Public Class SomeChild

{

  private static int _lastId;

 

  private SomeChild()

  {

    // require use of factory methods

    _id = _lastId – 1;

    _lastId = _id;

  }

}


Won't this cause problems if two different threads are creating objects of the same class?

What do you think about the code below as an alternative? It produces seemingly random negative numbers, but there IS a 1 in 2 billion chance that there can be a collision.

int id = - Math.Abs(Guid.NewGuid().GetHashCode());
Debug.Print("New Id: " + id.ToString() );

Generating a Guid and hashing it is also a lot more work than just decrementing a static int. Another idea I had was to just use Interlocked.Decrement all the time (probably not a good idea).

Yet another idea was to get the pointer to the object and use that...I'm not really sure that I can trust an unmanaged pointer to remain the same throughout an object's lifetime though...

Brian Criswell replied on Saturday, May 19, 2007

Do a search of the forums.  There are several examples of a thread safe version of this.

Wayne2K replied on Monday, May 21, 2007

I found the other threads, thanks.

I ended up using Interlocked.Decrement because I saw that Microsoft uses the Interlocked class in the constructor for System.Data.DataRow, so there must not be a huge performance penalty for doing it.

Thanks!

RockfordLhotka replied on Tuesday, May 22, 2007

Since this is at least the second time this has come up, I've now updated the article on my web site to use Interlocked. That is a more correct solution.

skagen00 replied on Wednesday, May 23, 2007

This thread had another interesting approach...

http://forums.lhotka.net/forums/post/13401.aspx

The post:

 This has been an interesting thread to read. We took the compromise route in our office. None of our transactional objects (customer orders, purchase orders, etc.) know their primary key when they are new.
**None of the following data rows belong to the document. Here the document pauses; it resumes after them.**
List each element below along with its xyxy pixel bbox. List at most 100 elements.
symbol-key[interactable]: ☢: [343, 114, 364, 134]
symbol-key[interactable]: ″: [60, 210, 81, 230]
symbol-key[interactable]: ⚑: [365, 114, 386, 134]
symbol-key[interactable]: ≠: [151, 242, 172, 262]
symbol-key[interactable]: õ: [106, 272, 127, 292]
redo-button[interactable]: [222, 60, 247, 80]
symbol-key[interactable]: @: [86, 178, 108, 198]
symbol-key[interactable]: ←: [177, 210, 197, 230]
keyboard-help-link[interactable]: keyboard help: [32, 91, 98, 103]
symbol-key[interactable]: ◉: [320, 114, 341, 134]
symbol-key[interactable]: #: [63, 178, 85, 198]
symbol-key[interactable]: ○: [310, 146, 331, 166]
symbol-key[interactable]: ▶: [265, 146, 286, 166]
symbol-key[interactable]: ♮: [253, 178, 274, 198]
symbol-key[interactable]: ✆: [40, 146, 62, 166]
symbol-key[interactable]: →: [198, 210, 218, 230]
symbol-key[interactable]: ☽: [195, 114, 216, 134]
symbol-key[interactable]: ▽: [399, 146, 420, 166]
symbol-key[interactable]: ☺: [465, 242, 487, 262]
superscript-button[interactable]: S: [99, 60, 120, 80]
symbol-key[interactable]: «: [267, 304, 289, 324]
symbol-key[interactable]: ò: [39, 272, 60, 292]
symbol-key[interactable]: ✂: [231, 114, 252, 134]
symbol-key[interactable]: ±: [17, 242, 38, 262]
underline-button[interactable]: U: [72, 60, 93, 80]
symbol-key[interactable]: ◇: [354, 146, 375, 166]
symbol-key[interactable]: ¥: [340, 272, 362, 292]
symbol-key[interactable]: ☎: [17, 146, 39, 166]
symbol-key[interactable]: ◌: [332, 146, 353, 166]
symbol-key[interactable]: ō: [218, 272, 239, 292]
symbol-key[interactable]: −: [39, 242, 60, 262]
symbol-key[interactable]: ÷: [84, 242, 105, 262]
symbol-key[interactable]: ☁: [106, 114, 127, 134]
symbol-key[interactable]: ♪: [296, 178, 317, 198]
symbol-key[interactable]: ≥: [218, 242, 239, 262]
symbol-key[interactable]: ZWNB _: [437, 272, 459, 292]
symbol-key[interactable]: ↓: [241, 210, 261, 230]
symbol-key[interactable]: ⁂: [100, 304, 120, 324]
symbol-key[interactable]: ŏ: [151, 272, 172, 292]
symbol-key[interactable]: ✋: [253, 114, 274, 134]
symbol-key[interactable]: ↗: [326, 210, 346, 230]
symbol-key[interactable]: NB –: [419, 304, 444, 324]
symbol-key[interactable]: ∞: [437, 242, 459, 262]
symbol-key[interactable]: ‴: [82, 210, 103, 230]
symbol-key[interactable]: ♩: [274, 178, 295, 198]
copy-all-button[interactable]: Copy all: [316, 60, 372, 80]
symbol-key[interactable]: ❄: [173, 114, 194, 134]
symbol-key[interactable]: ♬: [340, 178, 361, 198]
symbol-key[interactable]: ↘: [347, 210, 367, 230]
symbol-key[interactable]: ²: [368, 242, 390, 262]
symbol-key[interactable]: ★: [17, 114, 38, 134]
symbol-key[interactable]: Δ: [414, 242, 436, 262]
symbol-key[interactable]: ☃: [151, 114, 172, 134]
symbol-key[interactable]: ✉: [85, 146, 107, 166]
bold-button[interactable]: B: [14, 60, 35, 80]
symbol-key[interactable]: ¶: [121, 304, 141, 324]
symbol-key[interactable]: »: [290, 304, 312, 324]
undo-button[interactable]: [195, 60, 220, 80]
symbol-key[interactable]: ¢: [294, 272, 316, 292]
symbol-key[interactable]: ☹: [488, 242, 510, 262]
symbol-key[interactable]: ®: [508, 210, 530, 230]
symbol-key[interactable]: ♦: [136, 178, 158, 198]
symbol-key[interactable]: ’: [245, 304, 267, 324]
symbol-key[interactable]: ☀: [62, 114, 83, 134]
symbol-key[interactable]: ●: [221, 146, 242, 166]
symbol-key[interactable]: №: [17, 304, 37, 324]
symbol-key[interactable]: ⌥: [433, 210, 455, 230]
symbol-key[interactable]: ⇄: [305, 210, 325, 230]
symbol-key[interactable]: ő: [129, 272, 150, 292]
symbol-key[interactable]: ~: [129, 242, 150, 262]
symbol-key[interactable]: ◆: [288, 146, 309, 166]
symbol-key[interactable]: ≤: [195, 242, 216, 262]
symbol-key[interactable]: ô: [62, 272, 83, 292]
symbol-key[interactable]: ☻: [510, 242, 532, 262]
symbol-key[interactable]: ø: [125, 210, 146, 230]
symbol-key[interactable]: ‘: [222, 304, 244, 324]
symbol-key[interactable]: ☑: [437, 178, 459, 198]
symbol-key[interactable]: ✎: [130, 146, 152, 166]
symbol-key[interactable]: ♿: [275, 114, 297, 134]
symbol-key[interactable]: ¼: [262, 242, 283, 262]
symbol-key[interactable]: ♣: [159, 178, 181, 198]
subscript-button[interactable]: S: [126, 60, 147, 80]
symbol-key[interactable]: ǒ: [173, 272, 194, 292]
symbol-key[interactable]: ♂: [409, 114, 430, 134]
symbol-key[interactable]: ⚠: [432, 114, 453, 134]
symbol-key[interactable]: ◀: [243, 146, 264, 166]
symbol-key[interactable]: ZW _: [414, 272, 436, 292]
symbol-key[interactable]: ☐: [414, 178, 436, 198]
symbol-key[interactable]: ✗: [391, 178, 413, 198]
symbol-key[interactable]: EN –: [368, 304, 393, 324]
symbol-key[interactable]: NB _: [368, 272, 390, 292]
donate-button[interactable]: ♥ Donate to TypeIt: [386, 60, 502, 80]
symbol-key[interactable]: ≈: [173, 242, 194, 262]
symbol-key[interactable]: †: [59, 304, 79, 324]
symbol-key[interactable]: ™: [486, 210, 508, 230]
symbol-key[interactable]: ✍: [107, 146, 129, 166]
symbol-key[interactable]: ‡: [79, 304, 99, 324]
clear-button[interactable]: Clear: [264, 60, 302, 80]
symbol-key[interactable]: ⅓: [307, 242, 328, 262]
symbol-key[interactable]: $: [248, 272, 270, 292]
We have two private fields in these objects to handle the identity. One is the primary key and the other is a GUID. DataPortal_Create instanatiates the guid variable. DataPortal_Fetch instantiates the primary key variable.

Our GetIdValue overrides look like this for these objects:
Public Overrides Sub GetIdValue() As Object
    Return IIf(Me.IsNew, mFakeID, mPrimaryKey)
End Sub

The GUID doesn't go in the database, so the performance people on our team are satisfied. It really just gets used for comparison purposes. We don't explicitly use GetIdValue in any of our business or UI code.

What I liked about this was a case where one has polymorphic behavior through an inheritance chain. Let's say you have IContactMethod with Emails, Phones, Websites, etc. If you have a polymorphic collection you can't just have each class generate their own negative numbers through a static variable on the concrete classes - it's possible you'll have collisions. The use of Guids here (not for persistance but for uniqueness of new objects) seems to be a good solution. Not to mention, this behavior can  happen at the highest level of business objects (right under BusinessBase that most of our business objects descend from, rather than in each concrete class).

If there are drawbacks I'm missing w/ regards to this I certainly would be interested (as we're taking this approach).

 

Brian Criswell replied on Wednesday, May 23, 2007

Another thing to think of is that you do not have to have a separate set of negative numbers per type of object.  One set of negative numbers will work fine across all object types.  Another choice you can make is to just give every object a Guid that has nothing to do with the real id values in the object.  In the case of giving all objects the same set of numbers to work from, you can have a separate class that all classes have access to, and this separate object is in charge of decrementing ids through static methods.  There is nothing wrong with the method you are looking at using, but it may be more complicated than you need.